To explain in detail how to create a server crisis, several PHP built-in functions will determine the "distance" between the lines: levenshtein and Similar_text .. p>
Dummy data: (pretend these are news headlines)
$ titles = <<< EOF
Apple
Apples
Orange
Oranges
Banana
EOF;
$ titles = explode ("\ n", $ headers);
At this point, $ titles should just be an array of strings. Now create a matrix and compare each heading with EVERY other heading for similarities. In other words, for 5 headers you get a 5 x 5 matrix (25 entries). Where the processor and memory are loading.
This is why this method (via PHP) cannot be applied to thousands of records. But if you want:
$ matches = array ();
foreach ($ titles as $ title) {
$ matches [$ title] = array ();
foreach ($ titles as $ compare_to) {
$ matches [$ title] [$ compare_to] = levenshtein ($ compare_to, $ title);
}
asort ($ matches [$ title], SORT_NUMERIC);
} At the moment, you basically have a matrix with "text distances". In the concept (not in real data), it looks something like the one in the table below. Please note that there is a set of 0 values ββthat go diagonally - this means that in the correspondence cycle two identical words are, well, identical.
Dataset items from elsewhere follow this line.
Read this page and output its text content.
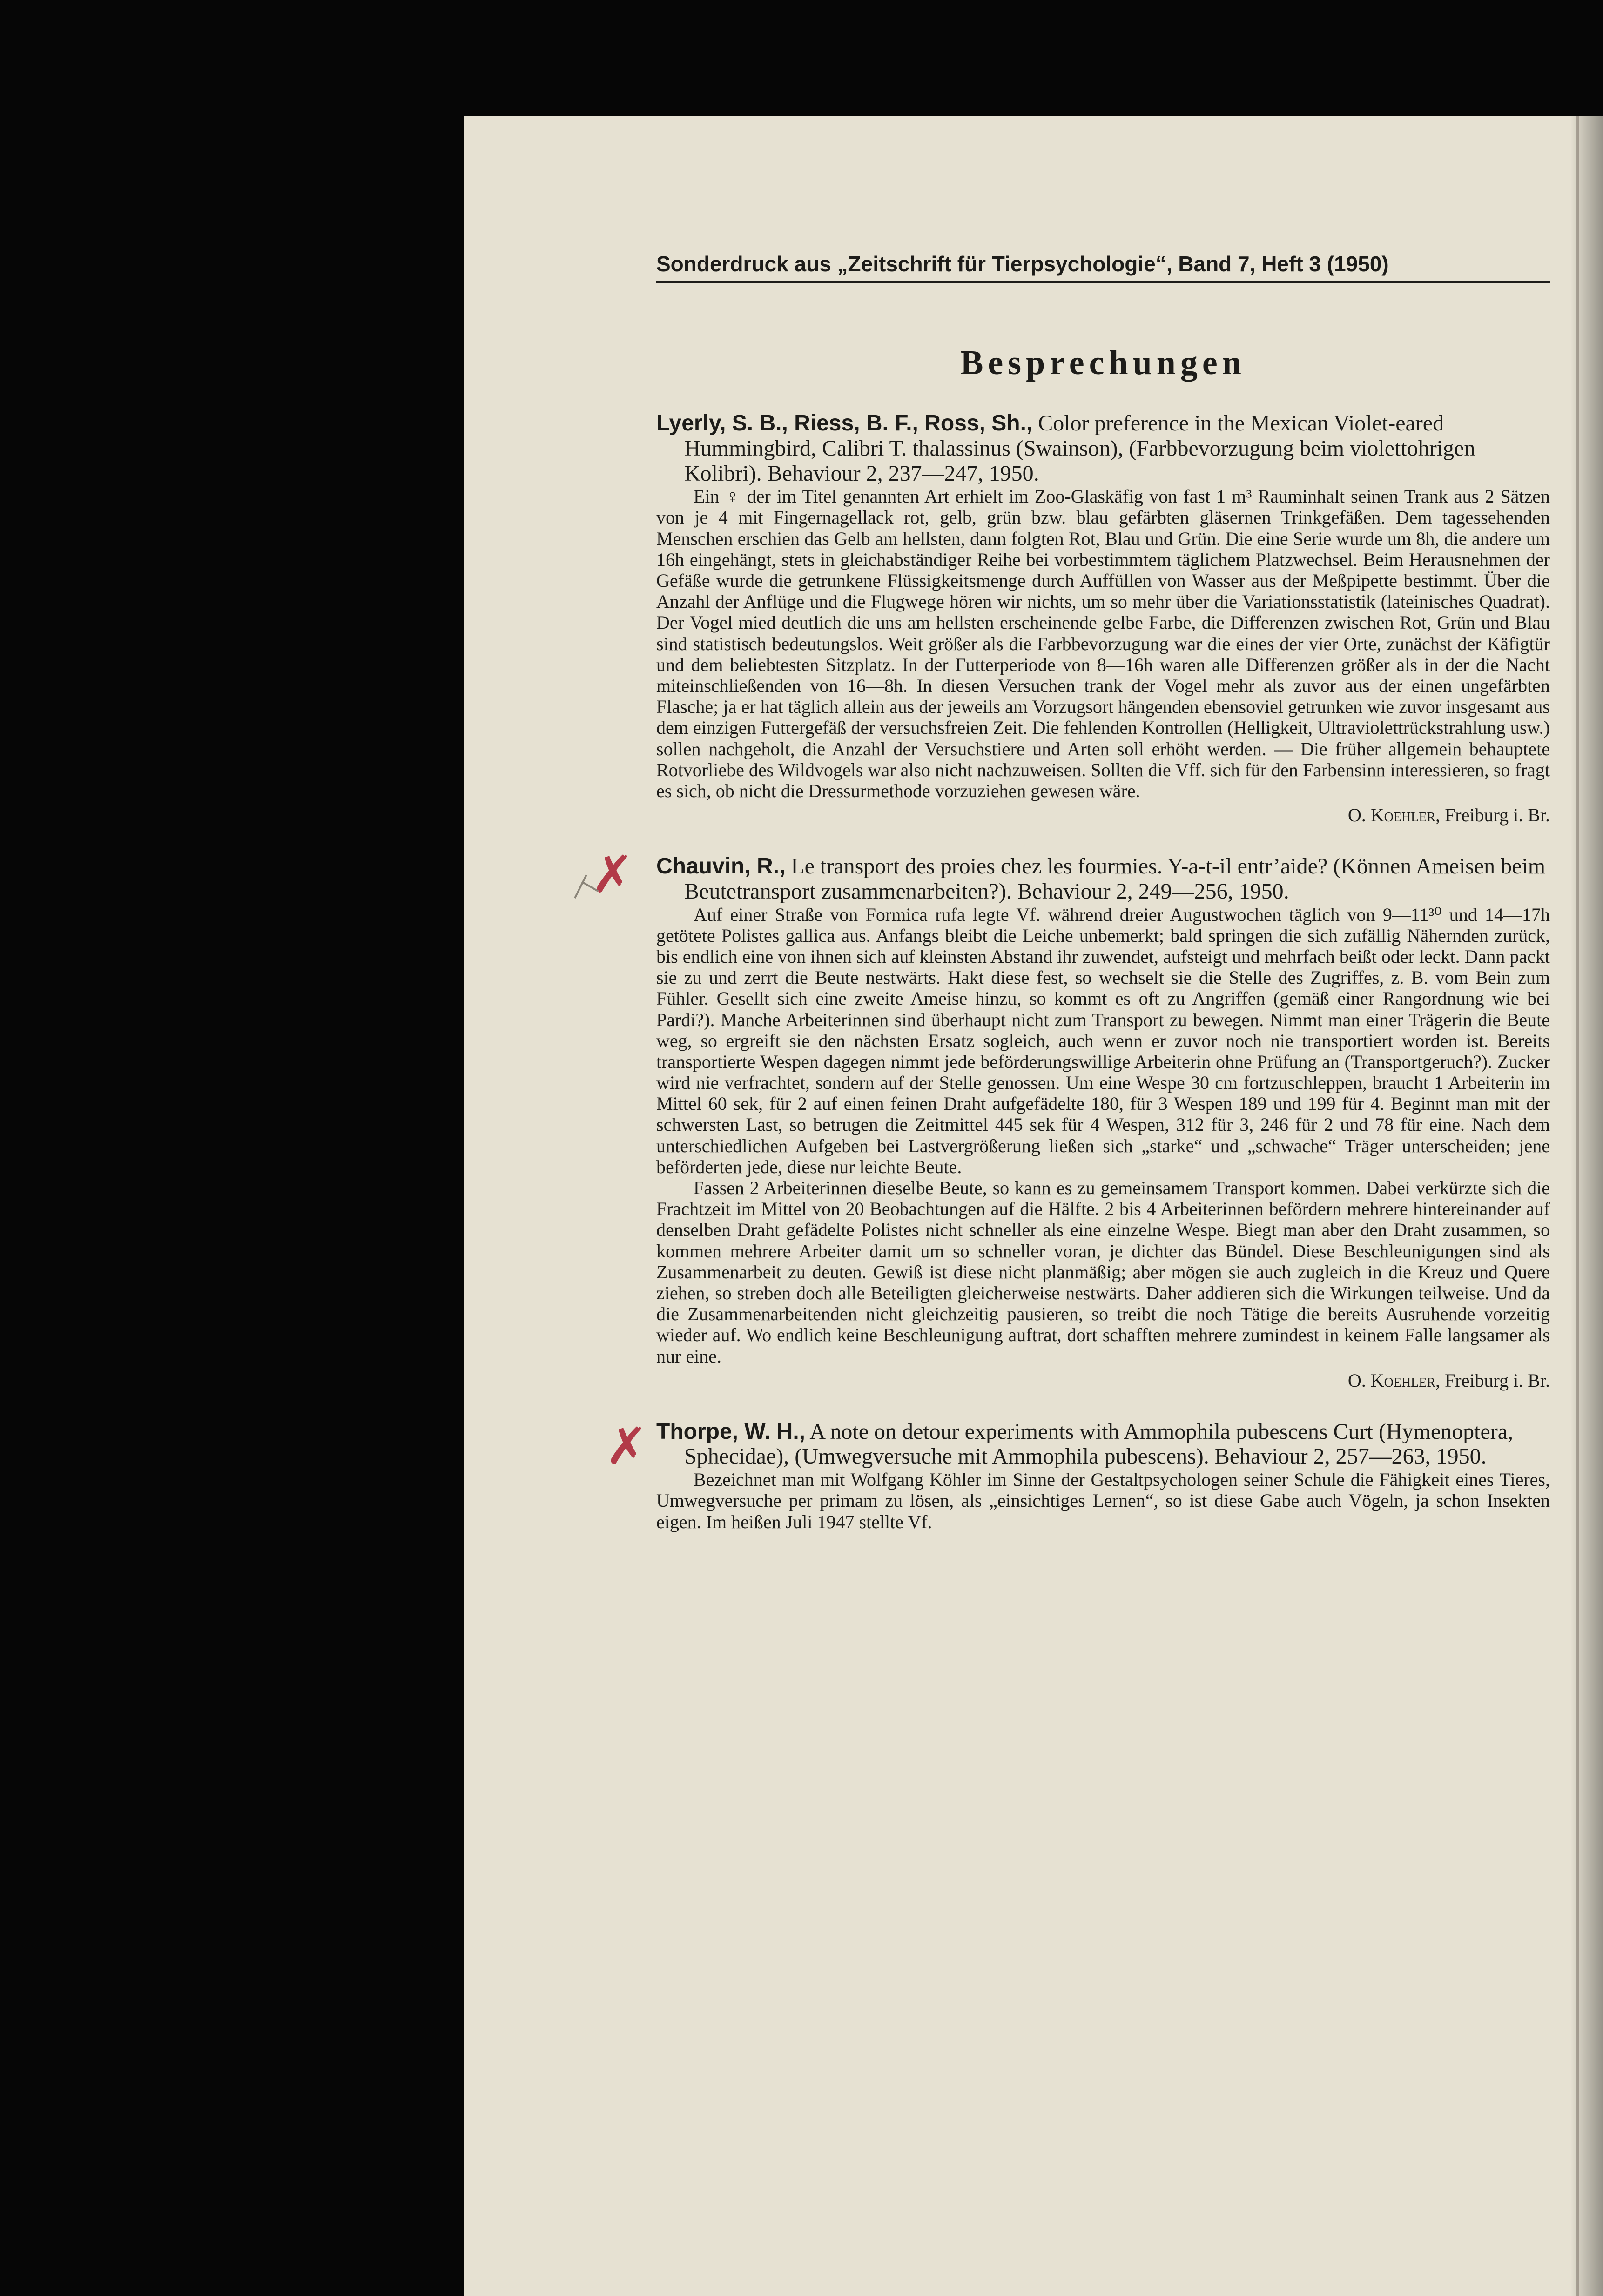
Sonderdruck aus „Zeitschrift für Tierpsychologie“, Band 7, Heft 3 (1950)
Besprechungen

Lyerly, S. B., Riess, B. F., Ross, Sh., Color preference in the Mexican Violet-eared Hummingbird, Calibri T. thalassinus (Swainson), (Farbbevorzugung beim violettohrigen Kolibri). Behaviour 2, 237—247, 1950.

Ein ♀ der im Titel genannten Art erhielt im Zoo-Glaskäfig von fast 1 m³ Rauminhalt seinen Trank aus 2 Sätzen von je 4 mit Fingernagellack rot, gelb, grün bzw. blau gefärbten gläsernen Trinkgefäßen. Dem tagessehenden Menschen erschien das Gelb am hellsten, dann folgten Rot, Blau und Grün. Die eine Serie wurde um 8h, die andere um 16h eingehängt, stets in gleichabständiger Reihe bei vorbestimmtem täglichem Platzwechsel. Beim Herausnehmen der Gefäße wurde die getrunkene Flüssigkeitsmenge durch Auffüllen von Wasser aus der Meßpipette bestimmt. Über die Anzahl der Anflüge und die Flugwege hören wir nichts, um so mehr über die Variationsstatistik (lateinisches Quadrat). Der Vogel mied deutlich die uns am hellsten erscheinende gelbe Farbe, die Differenzen zwischen Rot, Grün und Blau sind statistisch bedeutungslos. Weit größer als die Farbbevorzugung war die eines der vier Orte, zunächst der Käfigtür und dem beliebtesten Sitzplatz. In der Futterperiode von 8—16h waren alle Differenzen größer als in der die Nacht miteinschließenden von 16—8h. In diesen Versuchen trank der Vogel mehr als zuvor aus der einen ungefärbten Flasche; ja er hat täglich allein aus der jeweils am Vorzugsort hängenden ebensoviel getrunken wie zuvor insgesamt aus dem einzigen Futtergefäß der versuchsfreien Zeit. Die fehlenden Kontrollen (Helligkeit, Ultraviolettrückstrahlung usw.) sollen nachgeholt, die Anzahl der Versuchstiere und Arten soll erhöht werden. — Die früher allgemein behauptete Rotvorliebe des Wildvogels war also nicht nachzuweisen. Sollten die Vff. sich für den Farbensinn interessieren, so fragt es sich, ob nicht die Dressurmethode vorzuziehen gewesen wäre.

O. Koehler, Freiburg i. Br.
✗ Chauvin, R., Le transport des proies chez les fourmies. Y-a-t-il entr’aide? (Können Ameisen beim Beutetransport zusammenarbeiten?). Behaviour 2, 249—256, 1950.

Auf einer Straße von Formica rufa legte Vf. während dreier Augustwochen täglich von 9—11³⁰ und 14—17h getötete Polistes gallica aus. Anfangs bleibt die Leiche unbemerkt; bald springen die sich zufällig Nähernden zurück, bis endlich eine von ihnen sich auf kleinsten Abstand ihr zuwendet, aufsteigt und mehrfach beißt oder leckt. Dann packt sie zu und zerrt die Beute nestwärts. Hakt diese fest, so wechselt sie die Stelle des Zugriffes, z. B. vom Bein zum Fühler. Gesellt sich eine zweite Ameise hinzu, so kommt es oft zu Angriffen (gemäß einer Rangordnung wie bei Pardi?). Manche Arbeiterinnen sind überhaupt nicht zum Transport zu bewegen. Nimmt man einer Trägerin die Beute weg, so ergreift sie den nächsten Ersatz sogleich, auch wenn er zuvor noch nie transportiert worden ist. Bereits transportierte Wespen dagegen nimmt jede beförderungswillige Arbeiterin ohne Prüfung an (Transportgeruch?). Zucker wird nie verfrachtet, sondern auf der Stelle genossen. Um eine Wespe 30 cm fortzuschleppen, braucht 1 Arbeiterin im Mittel 60 sek, für 2 auf einen feinen Draht aufgefädelte 180, für 3 Wespen 189 und 199 für 4. Beginnt man mit der schwersten Last, so betrugen die Zeitmittel 445 sek für 4 Wespen, 312 für 3, 246 für 2 und 78 für eine. Nach dem unterschiedlichen Aufgeben bei Lastvergrößerung ließen sich „starke“ und „schwache“ Träger unterscheiden; jene beförderten jede, diese nur leichte Beute.

Fassen 2 Arbeiterinnen dieselbe Beute, so kann es zu gemeinsamem Transport kommen. Dabei verkürzte sich die Frachtzeit im Mittel von 20 Beobachtungen auf die Hälfte. 2 bis 4 Arbeiterinnen befördern mehrere hintereinander auf denselben Draht gefädelte Polistes nicht schneller als eine einzelne Wespe. Biegt man aber den Draht zusammen, so kommen mehrere Arbeiter damit um so schneller voran, je dichter das Bündel. Diese Beschleunigungen sind als Zusammenarbeit zu deuten. Gewiß ist diese nicht planmäßig; aber mögen sie auch zugleich in die Kreuz und Quere ziehen, so streben doch alle Beteiligten gleicherweise nestwärts. Daher addieren sich die Wirkungen teilweise. Und da die Zusammenarbeitenden nicht gleichzeitig pausieren, so treibt die noch Tätige die bereits Ausruhende vorzeitig wieder auf. Wo endlich keine Beschleunigung auftrat, dort schafften mehrere zumindest in keinem Falle langsamer als nur eine.

O. Koehler, Freiburg i. Br.
✗ Thorpe, W. H., A note on detour experiments with Ammophila pubescens Curt (Hymenoptera, Sphecidae), (Umwegversuche mit Ammophila pubescens). Behaviour 2, 257—263, 1950.

Bezeichnet man mit Wolfgang Köhler im Sinne der Gestaltpsychologen seiner Schule die Fähigkeit eines Tieres, Umwegversuche per primam zu lösen, als „einsichtiges Lernen“, so ist diese Gabe auch Vögeln, ja schon Insekten eigen. Im heißen Juli 1947 stellte Vf.
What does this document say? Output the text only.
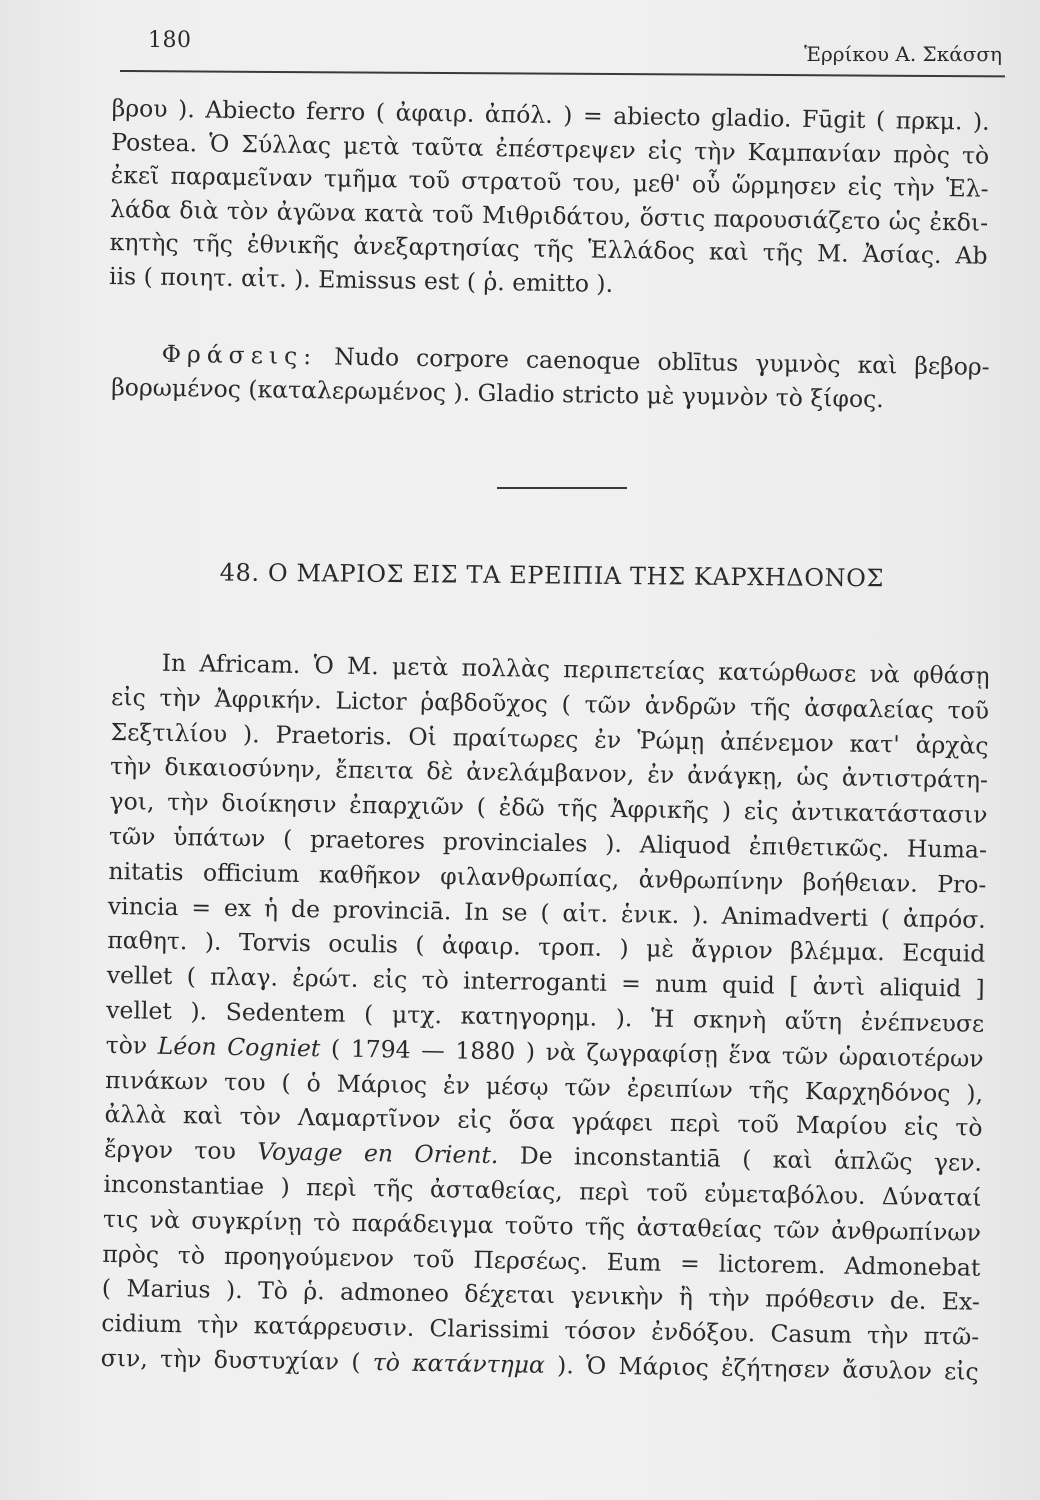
180
Ἑρρίκου Α. Σκάσση
βρου ). Abiecto ferro ( ἀφαιρ. ἀπόλ. ) = abiecto gladio. Fūgit ( πρκμ. ).
Postea. Ὁ Σύλλας μετὰ ταῦτα ἐπέστρεψεν εἰς τὴν Καμπανίαν πρὸς τὸ
ἐκεῖ παραμεῖναν τμῆμα τοῦ στρατοῦ του, μεθ' οὗ ὥρμησεν εἰς τὴν Ἑλ-
λάδα διὰ τὸν ἀγῶνα κατὰ τοῦ Μιθριδάτου, ὅστις παρουσιάζετο ὡς ἐκδι-
κητὴς τῆς ἐθνικῆς ἀνεξαρτησίας τῆς Ἑλλάδος καὶ τῆς Μ. Ἀσίας. Ab
iis ( ποιητ. αἰτ. ). Emissus est ( ῥ. emitto ).
Φράσεις: Nudo corpore caenoque oblītus γυμνὸς καὶ βεβορ-
βορωμένος (καταλερωμένος ). Gladio stricto μὲ γυμνὸν τὸ ξίφος.
48. Ο ΜΑΡΙΟΣ ΕΙΣ ΤΑ ΕΡΕΙΠΙΑ ΤΗΣ ΚΑΡΧΗΔΟΝΟΣ
In Africam. Ὁ Μ. μετὰ πολλὰς περιπετείας κατώρθωσε νὰ φθάσῃ
εἰς τὴν Ἀφρικήν. Lictor ῥαβδοῦχος ( τῶν ἀνδρῶν τῆς ἀσφαλείας τοῦ
Σεξτιλίου ). Praetoris. Οἱ πραίτωρες ἐν Ῥώμῃ ἀπένεμον κατ' ἀρχὰς
τὴν δικαιοσύνην, ἔπειτα δὲ ἀνελάμβανον, ἐν ἀνάγκῃ, ὡς ἀντιστράτη-
γοι, τὴν διοίκησιν ἐπαρχιῶν ( ἐδῶ τῆς Ἀφρικῆς ) εἰς ἀντικατάστασιν
τῶν ὑπάτων ( praetores provinciales ). Aliquod ἐπιθετικῶς. Huma-
nitatis officium καθῆκον φιλανθρωπίας, ἀνθρωπίνην βοήθειαν. Pro-
vincia = ex ἡ de provinciā. In se ( αἰτ. ἑνικ. ). Animadverti ( ἀπρόσ.
παθητ. ). Torvis oculis ( ἀφαιρ. τροπ. ) μὲ ἄγριον βλέμμα. Ecquid
vellet ( πλαγ. ἐρώτ. εἰς τὸ interroganti = num quid [ ἀντὶ aliquid ]
vellet ). Sedentem ( μτχ. κατηγορημ. ). Ἡ σκηνὴ αὕτη ἐνέπνευσε
τὸν Léon Cogniet ( 1794 — 1880 ) νὰ ζωγραφίσῃ ἕνα τῶν ὡραιοτέρων
πινάκων του ( ὁ Μάριος ἐν μέσῳ τῶν ἐρειπίων τῆς Καρχηδόνος ),
ἀλλὰ καὶ τὸν Λαμαρτῖνον εἰς ὅσα γράφει περὶ τοῦ Μαρίου εἰς τὸ
ἔργον του Voyage en Orient. De inconstantiā ( καὶ ἁπλῶς γεν.
inconstantiae ) περὶ τῆς ἀσταθείας, περὶ τοῦ εὐμεταβόλου. Δύναταί
τις νὰ συγκρίνῃ τὸ παράδειγμα τοῦτο τῆς ἀσταθείας τῶν ἀνθρωπίνων
πρὸς τὸ προηγούμενον τοῦ Περσέως. Eum = lictorem. Admonebat
( Marius ). Τὸ ῥ. admoneo δέχεται γενικὴν ἢ τὴν πρόθεσιν de. Ex-
cidium τὴν κατάρρευσιν. Clarissimi τόσον ἐνδόξου. Casum τὴν πτῶ-
σιν, τὴν δυστυχίαν ( τὸ κατάντημα ). Ὁ Μάριος ἐζήτησεν ἄσυλον εἰς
Apple Apples Orange Oranges Banana
Apple 0 1 5 6 6
Apples 1 0 6 5 6
Orange 5 6 0 1 5
Oranges 6 5 1 0 5
Banana 6 6 5 5 0
The actual $ matches array looks like this (truncated):
Array
(
[Apple] => Array
(
[Apple] => 0
[Apples] => 1
[Orange] => 5
[Banana] => 6
[Oranges] => 6
)
[Apples] => Array
(
...
In any case, it is up to you (through experiments) to determine what a good numerical distance limit can basically coincide with - and then apply it. Otherwise, read on sphinx-search and use it - since it has PHP libraries.
Orange are you glad you asked about this?